Rappel sur la prise des congés

Il appartient à l’employeur de fixer les dates de départ en congé de ses salariés, après consultation pour avis des délégués du personnel au CSE pour les entreprises d’au-moins 11 salariés (sauf accord d’entreprise ou d’établissement, convention collective ou usages fixant l’ordre des départs).

Si l’employeur ne prend aucune décision, les salariés peuvent proposer les dates qu’ils souhaitent. L’employeur doit notifier une réponse et peut accepter ces dates ou les refuser et en fixer d’autres.

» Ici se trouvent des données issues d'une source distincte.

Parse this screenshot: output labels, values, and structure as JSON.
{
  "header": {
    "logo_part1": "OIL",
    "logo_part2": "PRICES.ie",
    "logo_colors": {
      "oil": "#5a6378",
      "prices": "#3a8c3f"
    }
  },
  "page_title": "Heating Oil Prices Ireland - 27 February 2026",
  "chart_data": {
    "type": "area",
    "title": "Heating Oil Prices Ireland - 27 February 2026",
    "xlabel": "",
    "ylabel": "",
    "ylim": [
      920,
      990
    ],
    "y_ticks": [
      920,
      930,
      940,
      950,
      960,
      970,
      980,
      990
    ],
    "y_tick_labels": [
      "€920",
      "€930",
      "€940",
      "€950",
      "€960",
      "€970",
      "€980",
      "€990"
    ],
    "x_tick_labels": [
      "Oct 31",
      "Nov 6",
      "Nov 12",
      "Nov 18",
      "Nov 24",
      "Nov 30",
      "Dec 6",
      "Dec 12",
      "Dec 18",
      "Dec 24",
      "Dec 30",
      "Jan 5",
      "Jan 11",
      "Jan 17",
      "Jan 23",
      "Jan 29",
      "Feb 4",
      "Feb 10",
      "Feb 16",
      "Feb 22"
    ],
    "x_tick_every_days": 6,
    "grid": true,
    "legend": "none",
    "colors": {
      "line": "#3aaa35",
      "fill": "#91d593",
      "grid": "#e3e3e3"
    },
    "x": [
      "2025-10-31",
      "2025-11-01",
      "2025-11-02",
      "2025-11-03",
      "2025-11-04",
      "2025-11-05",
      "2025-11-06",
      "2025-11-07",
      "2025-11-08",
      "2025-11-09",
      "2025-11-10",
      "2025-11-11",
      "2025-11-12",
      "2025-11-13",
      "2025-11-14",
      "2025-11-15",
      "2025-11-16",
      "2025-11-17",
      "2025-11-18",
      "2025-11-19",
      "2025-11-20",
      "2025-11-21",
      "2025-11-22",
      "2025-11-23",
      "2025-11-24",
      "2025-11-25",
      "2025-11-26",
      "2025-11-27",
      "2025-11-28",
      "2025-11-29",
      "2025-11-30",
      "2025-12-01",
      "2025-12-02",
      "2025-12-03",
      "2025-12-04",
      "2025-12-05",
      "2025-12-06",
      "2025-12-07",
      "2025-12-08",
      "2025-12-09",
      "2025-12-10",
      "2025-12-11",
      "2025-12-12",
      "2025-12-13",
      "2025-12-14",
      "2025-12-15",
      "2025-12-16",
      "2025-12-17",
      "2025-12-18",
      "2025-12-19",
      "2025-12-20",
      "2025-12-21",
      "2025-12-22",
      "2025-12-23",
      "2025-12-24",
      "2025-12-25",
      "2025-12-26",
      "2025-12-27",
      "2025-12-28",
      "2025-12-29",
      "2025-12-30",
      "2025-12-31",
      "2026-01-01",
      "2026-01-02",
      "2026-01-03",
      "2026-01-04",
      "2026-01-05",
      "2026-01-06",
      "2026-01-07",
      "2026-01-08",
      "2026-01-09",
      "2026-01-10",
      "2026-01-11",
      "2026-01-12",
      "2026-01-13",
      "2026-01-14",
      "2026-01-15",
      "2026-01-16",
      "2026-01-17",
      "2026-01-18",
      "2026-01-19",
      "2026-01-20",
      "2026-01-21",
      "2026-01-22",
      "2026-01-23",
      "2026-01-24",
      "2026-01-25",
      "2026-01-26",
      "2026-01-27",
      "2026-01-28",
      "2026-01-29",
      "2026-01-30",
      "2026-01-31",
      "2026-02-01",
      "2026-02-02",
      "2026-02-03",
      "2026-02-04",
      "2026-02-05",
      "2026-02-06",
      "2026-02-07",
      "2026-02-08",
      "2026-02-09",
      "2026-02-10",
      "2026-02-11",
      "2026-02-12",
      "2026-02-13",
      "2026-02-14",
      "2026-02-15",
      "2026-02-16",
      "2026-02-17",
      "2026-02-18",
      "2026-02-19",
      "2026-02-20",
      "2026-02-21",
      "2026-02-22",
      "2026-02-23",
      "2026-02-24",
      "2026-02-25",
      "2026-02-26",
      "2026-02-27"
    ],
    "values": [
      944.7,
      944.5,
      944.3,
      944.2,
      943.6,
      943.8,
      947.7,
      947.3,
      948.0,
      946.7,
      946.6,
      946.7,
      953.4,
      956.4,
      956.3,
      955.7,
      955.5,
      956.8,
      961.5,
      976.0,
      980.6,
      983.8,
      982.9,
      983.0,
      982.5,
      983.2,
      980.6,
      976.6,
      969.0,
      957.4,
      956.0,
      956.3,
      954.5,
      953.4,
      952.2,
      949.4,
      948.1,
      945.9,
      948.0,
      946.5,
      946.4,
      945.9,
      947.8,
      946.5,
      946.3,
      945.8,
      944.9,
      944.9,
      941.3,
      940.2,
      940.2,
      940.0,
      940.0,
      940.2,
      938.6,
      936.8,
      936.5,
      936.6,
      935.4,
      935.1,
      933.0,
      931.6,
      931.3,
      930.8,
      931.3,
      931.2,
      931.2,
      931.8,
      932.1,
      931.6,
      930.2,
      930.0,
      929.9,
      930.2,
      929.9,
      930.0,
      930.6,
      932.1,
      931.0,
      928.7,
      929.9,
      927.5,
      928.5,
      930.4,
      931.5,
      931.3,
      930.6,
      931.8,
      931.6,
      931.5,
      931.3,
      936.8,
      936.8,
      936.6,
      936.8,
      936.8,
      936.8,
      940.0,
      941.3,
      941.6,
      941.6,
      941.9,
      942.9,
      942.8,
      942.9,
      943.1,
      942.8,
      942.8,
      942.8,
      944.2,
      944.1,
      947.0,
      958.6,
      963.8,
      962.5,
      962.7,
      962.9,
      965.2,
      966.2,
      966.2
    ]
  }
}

Partir en vacances sans en informer son employeur est passible d’un licenciement pour faute (simple ou grave pour absence injustifiée).

Les faits

Un salarié embauché en qualité de directeur commercial, également associé minoritaire de la société, a été licencié pour faute au motif de son absence injustifiée.

Pour juger le licenciement pour faute grave fondé et débouter le salarié de ses demandes, l’arrêt de la cour d’appel retient qu’il incombe au salarié de rapporter la preuve de l’autorisation donnée par l’employeur à la prise des jours de congés. Pour la cour, le fait que, selon le salarié, son employeur ne se soit pas opposé à sa demande de jours de congés formée oralement, n’établit aucunement son accord et ajoute que dans son courrier, le salarié mentionne qu’il sera absent du 2 au 12 novembre mais ne fait aucune référence à l’accord de l’employeur.

Le droit

La Cour de cassation n’est pas de cet avis et décide qu’a inversé la charge de la preuve la cour d’appel qui, pour juger fondé le licenciement motivé par une absence injustifiée, retient que le salarié ne rapporte pas la preuve de l’autorisation donnée par l’employeur à la prise des jours de congé.